HRP’s 20-person advisory committee is made up of architects, designers, doctors, community development groups and housing experts who have spent the last several months exploring their common ground when it comes to affordable housing. Health experts have started to look at the way houses cause or exacerbate chronic illnesses (and affect their bottom lines); gentrification has divided neighborhoods; city programs designed to help poor homeowners have years-long waiting lists; and groups like Habitat for Humanity or community development corporations can only address a fraction of the problem. This is the moment to seize change in Philadelphia, Black says.
“In Philadelphia, we too often keep doing the same thing year after year and then bewail the fact that nothing changes,” Black said in September. “We have this moment, the opportunity when science is telling us that fixing houses is healthcare. We can save these homes.”
The funding from the Oak Foundation and Barra Foundation will allow HRP to hire an executive director, who will work alongside Black and Bolender. The first year of funding will be devoted to research: how many homes need repair, how many residents are sick because of their deteriorating houses, what repair programs around the country have worked, what customers need, where they might get the money to do the work.
Year two will hone in on financing: what combination of grants and loans from what combination of sources residents can tap to pay for the repairs. Finally, in year three, Black says HRP will start testing its model in Philadelphia, hopefully working up to its goal of fixing 5,000 homes a year for $10,000 each—a total of $50 million.

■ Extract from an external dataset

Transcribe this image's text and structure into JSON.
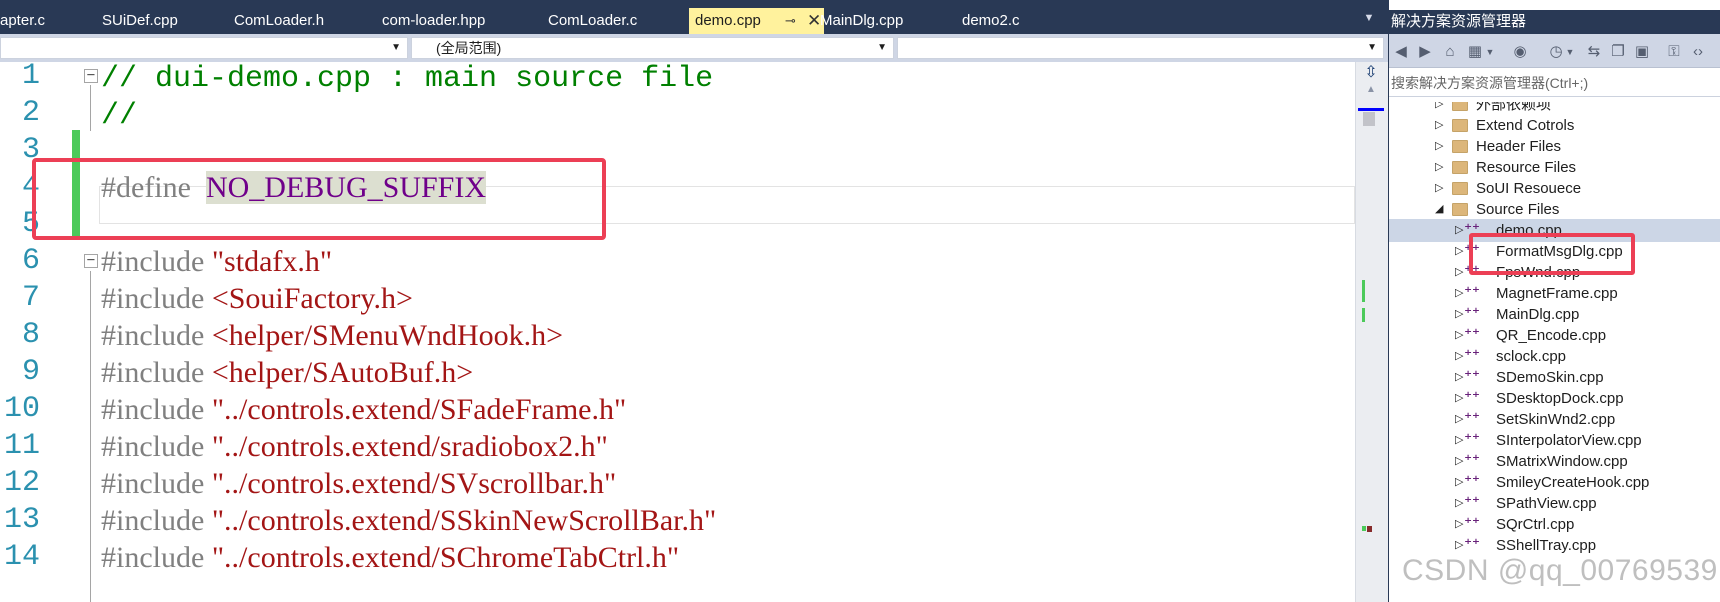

In six years, Black says, she hopes to shutter HRP and let the programs they set up be self-sufficient.
“The idea is that we look at an issue the city hasn’t looked at wholistically in a long time, look at new approaches, get them on the ground in a way that will serve the customers in Philadelphia and then roll it out around the country,” Black says. “We have a real belief that if we can do this, we can have a tremendous impact on the city.”